Muitas pessoas em Portugal estão a colocar uma enorme expectativa na acção politica de François Hollande, que eu não partilho. Poderia explicar porquê, mas não quero estar a maçar os leitores dos sempre interessantes posts da Helena.
Direi apenas que não começou bem o novo PR da França, e já não falo da viagem a Berlim logo a seguir a tomar posse, quando nomeou 1º ministro alguem que foi condenado a seis meses de prisão,embora com pena suspensa, quando era maire de Nantes. Por outro lado que dizer de uma ministra que vai para o conselho ministro de "jeans" e que pôs a uma filha o nome de Térébintine (Aguarrás)?
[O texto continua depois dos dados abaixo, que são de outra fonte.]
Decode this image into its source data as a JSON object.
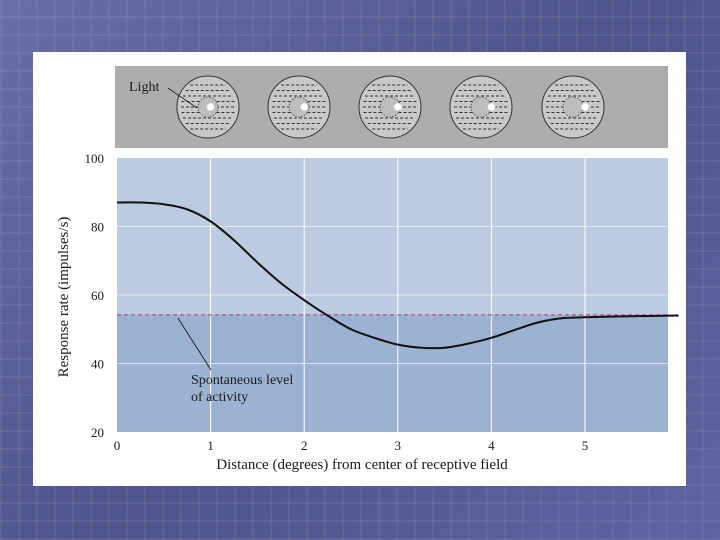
{
  "colors": {
    "slide_background": "#5b5f95",
    "panel": "#ffffff",
    "stimulus_band": "#adadad",
    "upper_region": "#bccbe2",
    "lower_region": "#9cb2d3",
    "curve": "#111111",
    "spontaneous_line": "#c0306a"
  },
  "stimulus": {
    "light_label": "Light",
    "light_spot_positions_deg": [
      1,
      2,
      3,
      4,
      5
    ]
  },
  "chart_data": {
    "type": "line",
    "title": "",
    "xlabel": "Distance (degrees) from center of receptive field",
    "ylabel": "Response rate (impulses/s)",
    "xlim": [
      0,
      6
    ],
    "ylim": [
      20,
      100
    ],
    "xticks": [
      0,
      1,
      2,
      3,
      4,
      5
    ],
    "yticks": [
      20,
      40,
      60,
      80,
      100
    ],
    "grid": "vertical lines at x ticks",
    "series": [
      {
        "name": "",
        "x": [
          0,
          0.25,
          0.5,
          0.75,
          1.0,
          1.25,
          1.5,
          1.75,
          2.0,
          2.25,
          2.5,
          2.75,
          3.0,
          3.25,
          3.5,
          3.75,
          4.0,
          4.25,
          4.5,
          4.75,
          5.0,
          5.5,
          6.0
        ],
        "y": [
          87,
          87,
          86.5,
          85,
          81.5,
          76,
          69.5,
          63.5,
          58.5,
          54,
          50,
          47.5,
          45.5,
          44.6,
          44.6,
          45.8,
          47.5,
          49.8,
          52,
          53.2,
          53.5,
          53.8,
          54
        ]
      }
    ],
    "reference_line": {
      "y": 54.2,
      "style": "dashed"
    },
    "annotation": {
      "lines": [
        "Spontaneous level",
        "of activity"
      ],
      "points_to": {
        "x": 0.65,
        "y": 54.2
      }
    },
    "legend": "none"
  }
}
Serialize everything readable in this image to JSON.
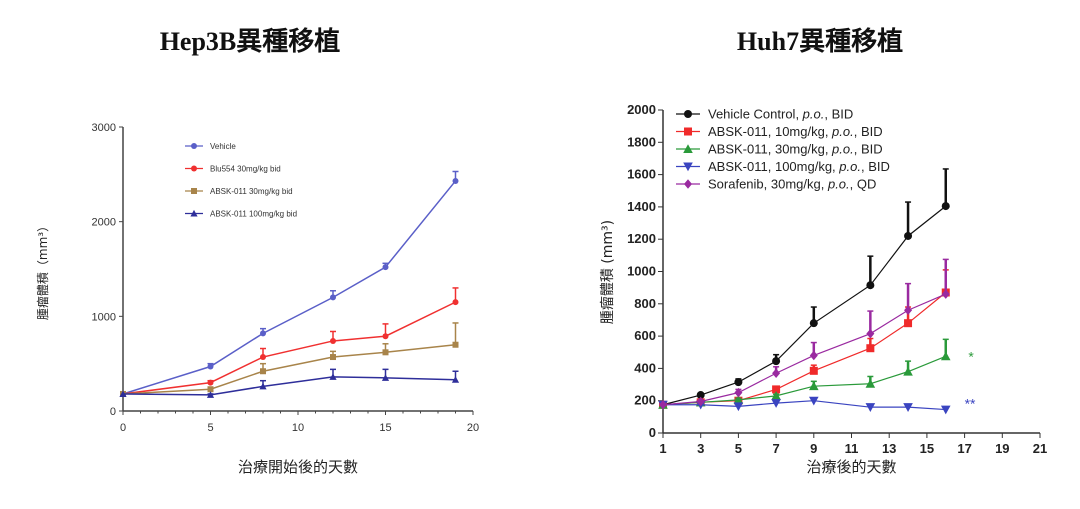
{
  "chart_data": [
    {
      "type": "line",
      "title": "Hep3B異種移植",
      "xlabel": "治療開始後的天數",
      "ylabel": "腫瘤體積（mm³）",
      "xlim": [
        0,
        20
      ],
      "ylim": [
        0,
        3000
      ],
      "xticks": [
        0,
        5,
        10,
        15,
        20
      ],
      "yticks": [
        0,
        1000,
        2000,
        3000
      ],
      "legend": "top-left",
      "series": [
        {
          "name": "Vehicle",
          "color": "#5a5fc8",
          "marker": "circle",
          "x": [
            0,
            5,
            8,
            12,
            15,
            19
          ],
          "y": [
            180,
            470,
            820,
            1200,
            1520,
            2430
          ],
          "err": [
            0,
            30,
            50,
            70,
            40,
            100
          ]
        },
        {
          "name": "Blu554 30mg/kg bid",
          "color": "#f03030",
          "marker": "circle",
          "x": [
            0,
            5,
            8,
            12,
            15,
            19
          ],
          "y": [
            180,
            300,
            570,
            740,
            790,
            1150
          ],
          "err": [
            0,
            20,
            90,
            100,
            130,
            150
          ]
        },
        {
          "name": "ABSK-011 30mg/kg bid",
          "color": "#a8844a",
          "marker": "square",
          "x": [
            0,
            5,
            8,
            12,
            15,
            19
          ],
          "y": [
            180,
            230,
            420,
            570,
            620,
            700
          ],
          "err": [
            0,
            20,
            80,
            60,
            90,
            230
          ]
        },
        {
          "name": "ABSK-011 100mg/kg bid",
          "color": "#2e2e9a",
          "marker": "triangle",
          "x": [
            0,
            5,
            8,
            12,
            15,
            19
          ],
          "y": [
            180,
            170,
            260,
            360,
            350,
            330
          ],
          "err": [
            0,
            10,
            60,
            80,
            90,
            90
          ]
        }
      ]
    },
    {
      "type": "line",
      "title": "Huh7異種移植",
      "xlabel": "治療後的天數",
      "ylabel": "腫瘤體積 (mm³)",
      "xlim": [
        1,
        21
      ],
      "ylim": [
        0,
        2000
      ],
      "xticks": [
        1,
        3,
        5,
        7,
        9,
        11,
        13,
        15,
        17,
        19,
        21
      ],
      "yticks": [
        0,
        200,
        400,
        600,
        800,
        1000,
        1200,
        1400,
        1600,
        1800,
        2000
      ],
      "legend": "top-left",
      "series": [
        {
          "name": "Vehicle Control, p.o., BID",
          "color": "#111111",
          "marker": "circle",
          "x": [
            1,
            3,
            5,
            7,
            9,
            12,
            14,
            16
          ],
          "y": [
            175,
            235,
            315,
            445,
            680,
            915,
            1220,
            1405
          ],
          "err": [
            0,
            10,
            20,
            40,
            100,
            180,
            210,
            230
          ]
        },
        {
          "name": "ABSK-011, 10mg/kg, p.o., BID",
          "color": "#f02a2a",
          "marker": "square",
          "x": [
            1,
            3,
            5,
            7,
            9,
            12,
            14,
            16
          ],
          "y": [
            175,
            190,
            200,
            270,
            385,
            525,
            680,
            870
          ],
          "err": [
            0,
            10,
            10,
            15,
            35,
            60,
            100,
            140
          ]
        },
        {
          "name": "ABSK-011, 30mg/kg, p.o., BID",
          "color": "#2a9a3a",
          "marker": "triangle",
          "x": [
            1,
            3,
            5,
            7,
            9,
            12,
            14,
            16
          ],
          "y": [
            175,
            190,
            205,
            230,
            290,
            305,
            380,
            475
          ],
          "err": [
            0,
            10,
            10,
            10,
            30,
            45,
            65,
            105
          ]
        },
        {
          "name": "ABSK-011, 100mg/kg, p.o., BID",
          "color": "#3a44c0",
          "marker": "triangle-down",
          "x": [
            1,
            3,
            5,
            7,
            9,
            12,
            14,
            16
          ],
          "y": [
            175,
            175,
            165,
            185,
            200,
            160,
            160,
            145
          ],
          "err": [
            0,
            0,
            0,
            0,
            0,
            0,
            0,
            0
          ]
        },
        {
          "name": "Sorafenib, 30mg/kg, p.o., QD",
          "color": "#9a2aa0",
          "marker": "diamond",
          "x": [
            1,
            3,
            5,
            7,
            9,
            12,
            14,
            16
          ],
          "y": [
            175,
            195,
            250,
            370,
            480,
            615,
            760,
            860
          ],
          "err": [
            0,
            10,
            20,
            40,
            80,
            140,
            165,
            215
          ]
        }
      ],
      "annotations": [
        {
          "text": "*",
          "x": 17.2,
          "y": 480,
          "color": "#2a9a3a"
        },
        {
          "text": "**",
          "x": 17.0,
          "y": 190,
          "color": "#3a44c0"
        }
      ]
    }
  ]
}
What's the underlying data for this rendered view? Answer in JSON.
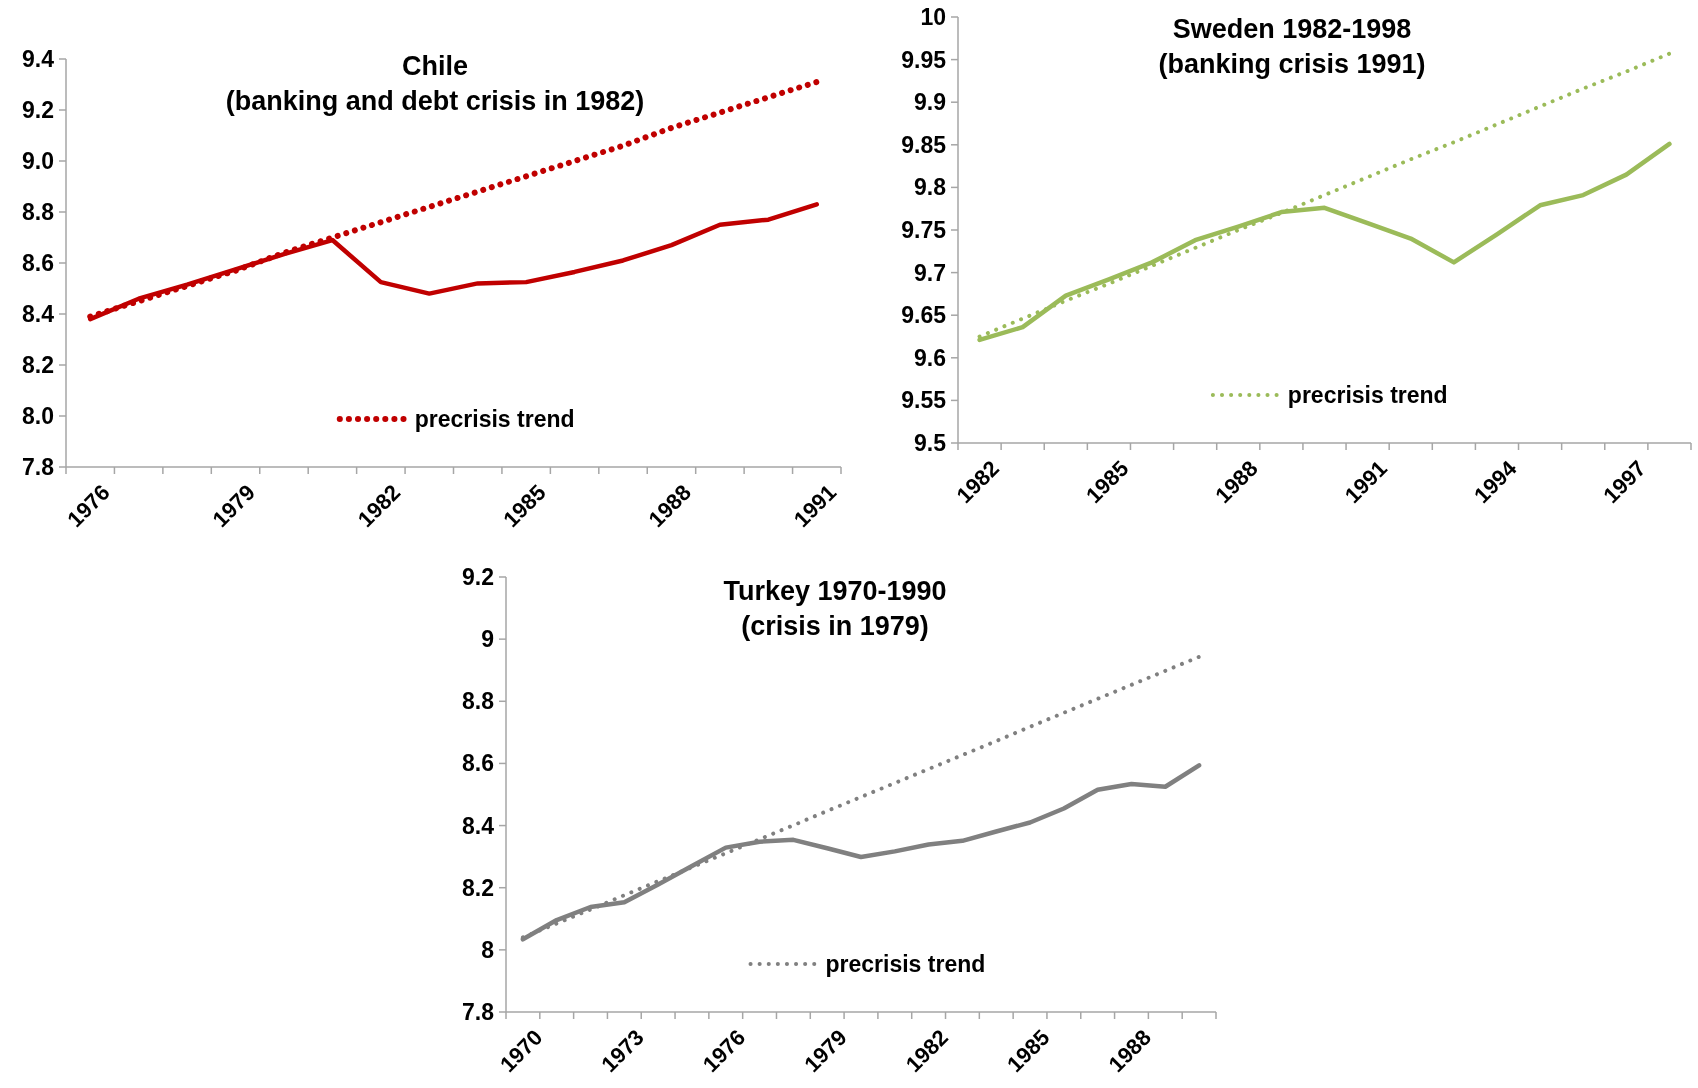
{
  "chart_data": [
    {
      "type": "line",
      "title": "Chile",
      "subtitle": "(banking and debt crisis in 1982)",
      "categories": [
        "1976",
        null,
        null,
        "1979",
        null,
        null,
        "1982",
        null,
        null,
        "1985",
        null,
        null,
        "1988",
        null,
        null,
        "1991"
      ],
      "ylim": [
        7.8,
        9.4
      ],
      "yticks": [
        7.8,
        {
          "value": 8,
          "label": "8.0"
        },
        8.2,
        8.4,
        8.6,
        8.8,
        {
          "value": 9,
          "label": "9.0"
        },
        9.2,
        9.4
      ],
      "grid": false,
      "legend": "bottom",
      "marker": "none",
      "series": [
        {
          "color": "#c00000",
          "line_style": "solid",
          "values": [
            8.38,
            8.46,
            8.515,
            8.575,
            8.635,
            8.69,
            8.525,
            8.48,
            8.52,
            8.525,
            8.565,
            8.61,
            8.67,
            8.75,
            8.77,
            8.83
          ]
        },
        {
          "name": "precrisis trend",
          "color": "#c00000",
          "line_style": "dotted",
          "values": [
            8.39,
            8.45,
            8.51,
            8.57,
            8.64,
            8.7,
            8.76,
            8.82,
            8.88,
            8.94,
            9.0,
            9.06,
            9.13,
            9.19,
            9.25,
            9.31
          ]
        }
      ]
    },
    {
      "type": "line",
      "title": "Sweden 1982-1998",
      "subtitle": "(banking crisis 1991)",
      "categories": [
        "1982",
        null,
        null,
        "1985",
        null,
        null,
        "1988",
        null,
        null,
        "1991",
        null,
        null,
        "1994",
        null,
        null,
        "1997",
        null
      ],
      "ylim": [
        9.5,
        10
      ],
      "yticks": [
        9.5,
        9.55,
        9.6,
        9.65,
        9.7,
        9.75,
        9.8,
        9.85,
        9.9,
        9.95,
        10
      ],
      "grid": false,
      "legend": "bottom",
      "marker": "none",
      "series": [
        {
          "color": "#9bbb59",
          "line_style": "solid",
          "values": [
            9.621,
            9.636,
            9.673,
            9.692,
            9.712,
            9.738,
            9.754,
            9.771,
            9.776,
            9.758,
            9.74,
            9.712,
            9.745,
            9.779,
            9.791,
            9.815,
            9.851
          ]
        },
        {
          "name": "precrisis trend",
          "color": "#9bbb59",
          "line_style": "dotted",
          "values": [
            9.625,
            9.646,
            9.667,
            9.687,
            9.708,
            9.729,
            9.75,
            9.77,
            9.791,
            9.812,
            9.833,
            9.853,
            9.874,
            9.895,
            9.916,
            9.936,
            9.957
          ]
        }
      ]
    },
    {
      "type": "line",
      "title": "Turkey 1970-1990",
      "subtitle": "(crisis in 1979)",
      "categories": [
        "1970",
        null,
        null,
        "1973",
        null,
        null,
        "1976",
        null,
        null,
        "1979",
        null,
        null,
        "1982",
        null,
        null,
        "1985",
        null,
        null,
        "1988",
        null,
        null
      ],
      "ylim": [
        7.8,
        9.2
      ],
      "yticks": [
        7.8,
        8,
        8.2,
        8.4,
        8.6,
        8.8,
        9,
        9.2
      ],
      "grid": false,
      "legend": "bottom",
      "marker": "none",
      "series": [
        {
          "color": "#808080",
          "line_style": "solid",
          "values": [
            8.034,
            8.096,
            8.138,
            8.153,
            8.21,
            8.27,
            8.329,
            8.348,
            8.354,
            8.327,
            8.299,
            8.317,
            8.339,
            8.351,
            8.381,
            8.41,
            8.455,
            8.515,
            8.534,
            8.525,
            8.594
          ]
        },
        {
          "name": "precrisis trend",
          "color": "#808080",
          "line_style": "dotted",
          "values": [
            8.04,
            8.085,
            8.13,
            8.176,
            8.221,
            8.266,
            8.311,
            8.356,
            8.401,
            8.447,
            8.492,
            8.537,
            8.582,
            8.627,
            8.672,
            8.718,
            8.763,
            8.808,
            8.853,
            8.898,
            8.943
          ]
        }
      ]
    }
  ]
}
Já a sua insistencia nos "eurobonds" tem qualquer coisa de esquizofrenico, porque a seguir à Alemanha, será a França o país mais afectado por tal medida. Os eurobonds, se não forem avalizados por quem tem "musculo" para tal, não servem nem para papel de forrar as paredes.
Para terminar, já há muito boa gente em França, e não só à direita, a dizer que F. Hollande há-de fazer tudo para perder as legislativas, encontrando aí o alibi para não cumprir as promessas que fez e que não pode cumprir.